The End Of The Tour (R for profanity and some sexual references) Road flick revolving around the five-day interview conducted by Rolling Stone reporter David Lipsky (Jesse Eisenberg) with the late David Foster Wallace (Jason Segel) while the troubled scribe was on a book tour for his inscrutable, 1,000-page best-seller, Infinite Jest. With Ron Livingston, Anna Chumsky and Joan Cusack.
I Am Chris Farley (Unrated) Reverential retrospective about the life of the late comedian from his meteoric rise to an early demise. Featuring reminiscences by colleagues like Adam Sandler, Mike Myers, Dan Aykroyd, David Spade, Bob Saget, Molly Shannon and Jon Lovitz.
Jenny’s Wedding (PG-13 for mature themes and a crude sexual reference) Katherine Heigl plays the title character in this out-of-the-closet comedy about a lesbian who only informs her homophobic parents (Linda Emond and Tom Wilkinson) that she’s gay the day she and her longtime “roommate” announce their engagement. Ensemble cast includes Grace Gummer, Alexis Bledel and Matthew Metzger.
The Kindergarten Teacher (Unrated) Coming-of-age drama, set in Jerusalem and Tel Aviv, revolving around a kindergarten teacher (Sarit Larry) who takes a special interest in a precocious, five-year-old poet (Avi Shnaidman). With Lior Raz, Jil Ben David and Ester Rada. (In Hebrew with subtitles)

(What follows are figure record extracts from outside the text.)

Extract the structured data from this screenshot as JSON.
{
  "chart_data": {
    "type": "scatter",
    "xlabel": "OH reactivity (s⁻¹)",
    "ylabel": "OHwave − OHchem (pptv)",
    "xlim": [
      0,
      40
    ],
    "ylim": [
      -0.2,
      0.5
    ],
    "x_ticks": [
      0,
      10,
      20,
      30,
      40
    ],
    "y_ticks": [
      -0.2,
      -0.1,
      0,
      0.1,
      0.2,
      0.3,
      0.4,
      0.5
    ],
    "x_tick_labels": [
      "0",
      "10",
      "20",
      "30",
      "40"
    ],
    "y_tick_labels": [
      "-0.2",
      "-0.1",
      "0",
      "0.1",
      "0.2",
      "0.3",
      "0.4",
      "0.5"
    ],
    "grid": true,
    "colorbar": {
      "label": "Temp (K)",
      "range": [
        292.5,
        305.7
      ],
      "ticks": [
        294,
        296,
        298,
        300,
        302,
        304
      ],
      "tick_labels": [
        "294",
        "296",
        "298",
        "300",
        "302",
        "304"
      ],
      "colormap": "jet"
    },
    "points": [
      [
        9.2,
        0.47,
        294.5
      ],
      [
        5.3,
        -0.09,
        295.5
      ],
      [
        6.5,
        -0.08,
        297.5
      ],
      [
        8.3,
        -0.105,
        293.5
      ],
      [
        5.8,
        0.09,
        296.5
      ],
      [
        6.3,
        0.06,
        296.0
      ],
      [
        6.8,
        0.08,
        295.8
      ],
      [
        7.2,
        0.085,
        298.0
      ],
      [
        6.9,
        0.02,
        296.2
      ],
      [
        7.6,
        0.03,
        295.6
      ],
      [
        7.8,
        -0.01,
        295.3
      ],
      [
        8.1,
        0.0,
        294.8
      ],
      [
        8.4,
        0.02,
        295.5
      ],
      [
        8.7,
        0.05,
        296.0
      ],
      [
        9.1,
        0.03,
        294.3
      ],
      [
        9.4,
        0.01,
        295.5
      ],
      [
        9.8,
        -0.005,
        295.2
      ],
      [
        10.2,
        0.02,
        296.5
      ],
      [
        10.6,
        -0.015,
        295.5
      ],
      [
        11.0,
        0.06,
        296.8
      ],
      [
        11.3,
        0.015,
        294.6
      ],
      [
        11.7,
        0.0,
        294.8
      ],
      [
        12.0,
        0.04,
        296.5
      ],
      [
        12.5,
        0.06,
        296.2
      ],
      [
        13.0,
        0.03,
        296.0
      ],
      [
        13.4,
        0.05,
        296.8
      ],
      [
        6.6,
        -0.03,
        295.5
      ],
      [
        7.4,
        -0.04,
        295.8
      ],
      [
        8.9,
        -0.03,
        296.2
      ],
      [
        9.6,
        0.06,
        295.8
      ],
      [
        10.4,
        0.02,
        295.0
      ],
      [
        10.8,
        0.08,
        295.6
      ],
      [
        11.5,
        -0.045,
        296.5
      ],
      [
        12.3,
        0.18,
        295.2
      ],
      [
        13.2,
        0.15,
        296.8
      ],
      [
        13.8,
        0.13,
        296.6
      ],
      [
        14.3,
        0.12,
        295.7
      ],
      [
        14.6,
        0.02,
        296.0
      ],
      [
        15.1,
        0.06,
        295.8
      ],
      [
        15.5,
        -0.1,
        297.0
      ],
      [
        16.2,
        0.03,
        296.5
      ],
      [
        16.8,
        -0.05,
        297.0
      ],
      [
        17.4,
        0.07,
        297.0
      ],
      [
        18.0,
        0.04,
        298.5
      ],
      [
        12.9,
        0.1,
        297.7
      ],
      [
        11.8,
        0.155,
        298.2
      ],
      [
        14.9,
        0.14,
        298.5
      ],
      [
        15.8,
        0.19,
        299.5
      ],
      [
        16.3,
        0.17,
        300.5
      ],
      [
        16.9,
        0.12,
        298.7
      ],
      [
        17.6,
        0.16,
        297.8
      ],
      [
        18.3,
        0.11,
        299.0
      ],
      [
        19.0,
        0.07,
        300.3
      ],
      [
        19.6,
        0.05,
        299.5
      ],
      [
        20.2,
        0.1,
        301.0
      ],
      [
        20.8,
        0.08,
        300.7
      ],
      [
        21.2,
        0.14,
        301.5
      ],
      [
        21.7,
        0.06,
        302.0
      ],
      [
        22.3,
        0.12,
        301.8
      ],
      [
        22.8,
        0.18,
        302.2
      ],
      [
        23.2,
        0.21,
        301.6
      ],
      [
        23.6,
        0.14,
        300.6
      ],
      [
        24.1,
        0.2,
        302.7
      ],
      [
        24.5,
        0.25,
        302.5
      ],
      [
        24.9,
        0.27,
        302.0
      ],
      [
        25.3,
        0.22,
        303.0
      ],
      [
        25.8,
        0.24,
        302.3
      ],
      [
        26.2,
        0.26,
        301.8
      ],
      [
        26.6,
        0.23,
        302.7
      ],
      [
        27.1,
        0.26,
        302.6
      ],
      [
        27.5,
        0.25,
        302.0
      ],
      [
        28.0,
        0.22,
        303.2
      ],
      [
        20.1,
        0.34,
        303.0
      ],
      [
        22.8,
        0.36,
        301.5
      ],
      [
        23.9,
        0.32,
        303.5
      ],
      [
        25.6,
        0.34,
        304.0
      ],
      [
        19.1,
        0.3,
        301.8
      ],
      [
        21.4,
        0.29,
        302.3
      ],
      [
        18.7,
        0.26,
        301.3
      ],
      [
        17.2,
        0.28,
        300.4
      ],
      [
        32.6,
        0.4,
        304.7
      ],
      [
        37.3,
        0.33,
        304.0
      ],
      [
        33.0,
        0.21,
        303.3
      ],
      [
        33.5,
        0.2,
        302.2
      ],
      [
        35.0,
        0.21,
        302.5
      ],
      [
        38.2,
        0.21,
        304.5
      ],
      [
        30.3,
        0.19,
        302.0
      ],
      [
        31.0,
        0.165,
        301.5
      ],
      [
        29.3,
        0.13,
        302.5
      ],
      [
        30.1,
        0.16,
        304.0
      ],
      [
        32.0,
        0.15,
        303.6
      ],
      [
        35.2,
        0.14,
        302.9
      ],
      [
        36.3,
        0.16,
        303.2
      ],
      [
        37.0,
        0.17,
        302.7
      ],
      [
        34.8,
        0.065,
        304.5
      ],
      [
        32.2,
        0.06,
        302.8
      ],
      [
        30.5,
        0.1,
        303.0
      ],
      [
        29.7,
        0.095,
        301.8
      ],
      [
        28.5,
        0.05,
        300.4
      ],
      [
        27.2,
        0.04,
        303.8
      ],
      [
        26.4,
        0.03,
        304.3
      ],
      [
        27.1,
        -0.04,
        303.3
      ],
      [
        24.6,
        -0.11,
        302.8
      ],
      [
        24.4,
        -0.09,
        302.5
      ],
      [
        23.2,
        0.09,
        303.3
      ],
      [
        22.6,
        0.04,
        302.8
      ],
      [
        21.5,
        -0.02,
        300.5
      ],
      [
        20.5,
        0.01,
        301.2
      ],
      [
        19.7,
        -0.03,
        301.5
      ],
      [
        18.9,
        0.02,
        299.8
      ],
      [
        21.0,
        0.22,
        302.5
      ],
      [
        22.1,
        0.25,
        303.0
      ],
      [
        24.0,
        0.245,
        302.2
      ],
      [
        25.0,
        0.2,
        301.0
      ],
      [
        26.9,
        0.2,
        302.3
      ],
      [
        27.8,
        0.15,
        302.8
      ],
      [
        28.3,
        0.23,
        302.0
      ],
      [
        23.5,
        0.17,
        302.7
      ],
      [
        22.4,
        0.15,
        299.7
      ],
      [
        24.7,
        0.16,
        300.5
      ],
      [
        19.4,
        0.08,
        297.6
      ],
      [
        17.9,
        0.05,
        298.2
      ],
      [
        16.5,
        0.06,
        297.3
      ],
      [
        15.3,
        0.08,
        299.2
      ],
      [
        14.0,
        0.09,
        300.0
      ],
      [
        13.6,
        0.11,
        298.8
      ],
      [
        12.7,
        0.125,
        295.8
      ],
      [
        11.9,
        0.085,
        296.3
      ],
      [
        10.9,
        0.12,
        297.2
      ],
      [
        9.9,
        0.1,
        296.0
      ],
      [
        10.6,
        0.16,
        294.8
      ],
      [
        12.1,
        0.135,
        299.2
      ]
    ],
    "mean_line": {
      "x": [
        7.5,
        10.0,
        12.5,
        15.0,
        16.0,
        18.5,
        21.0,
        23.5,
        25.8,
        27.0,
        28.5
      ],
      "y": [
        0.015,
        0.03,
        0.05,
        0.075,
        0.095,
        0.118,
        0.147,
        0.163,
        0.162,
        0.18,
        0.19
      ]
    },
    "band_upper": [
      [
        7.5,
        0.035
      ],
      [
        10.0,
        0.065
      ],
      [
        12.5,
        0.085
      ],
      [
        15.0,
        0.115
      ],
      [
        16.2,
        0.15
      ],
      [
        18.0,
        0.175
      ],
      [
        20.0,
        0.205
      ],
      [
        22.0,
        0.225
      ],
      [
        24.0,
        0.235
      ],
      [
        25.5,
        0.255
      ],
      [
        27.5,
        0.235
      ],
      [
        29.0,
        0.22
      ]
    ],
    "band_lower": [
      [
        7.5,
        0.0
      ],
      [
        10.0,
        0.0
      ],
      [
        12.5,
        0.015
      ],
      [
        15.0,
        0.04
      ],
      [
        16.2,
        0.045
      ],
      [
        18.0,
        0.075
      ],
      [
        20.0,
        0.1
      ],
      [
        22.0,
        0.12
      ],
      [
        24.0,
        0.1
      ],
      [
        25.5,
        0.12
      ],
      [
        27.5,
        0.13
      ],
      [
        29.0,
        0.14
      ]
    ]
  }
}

A LEGO Brickumentary (G) More than a toy documentary, narrated by Jason Bateman, examining LEGO as a cultural phenomenon.
Listen To Me Marlon (Unrated) Vanity biopic chronicling the life and times of Marlon Brando from the late screen icon’s own perspective as preserved in his personal archive of home videos and audio recordings.
The Pilgrim: Paulo Coelho’s Best Story (Unrated) Against-the-odds biopic tracing the Brazilian writer’s (Julio Andrade) rise from humble roots and mental illness to best-selling author of The Alchemist and dozens of other novels. (In Portuguese and Spanish with subtitles)
The Seventh Dwarf (Unrated) Animated variation of the Snow White fairytale finds the seven dwarfs embarking on a perilous adventure in search of a prince to revive a sleeping princess (Peyton List) with a kiss and thereby awaken the somnolent kingdom from a century-long slumber. Voice cast includes Nina Hagen, Cameron Elvin and Norm MacDonald.
Staten Island Summer (R for sexuality, nudity, crude humor, drug use, teen partying and pervasive profanity) Raunchy teensploitation flick revolving around a couple of recent high school grads (Graham Phillips and Zack Pearlman) who take summer jobs as lifeguards while trying to decide what to do next with their lives. With Kate McKinnon, Bobby Moynihan, Will Forte, Method Man, Fred Armisen, Cecily Strong and Jim Gaffigan.
That Sugar Film (Unrated) Super Size Me-style exposé written and directed by Damon Gameau in which the Aussie actor conducts an experiment on his own body to illustrate the deleterious effects of a high-sugar diet.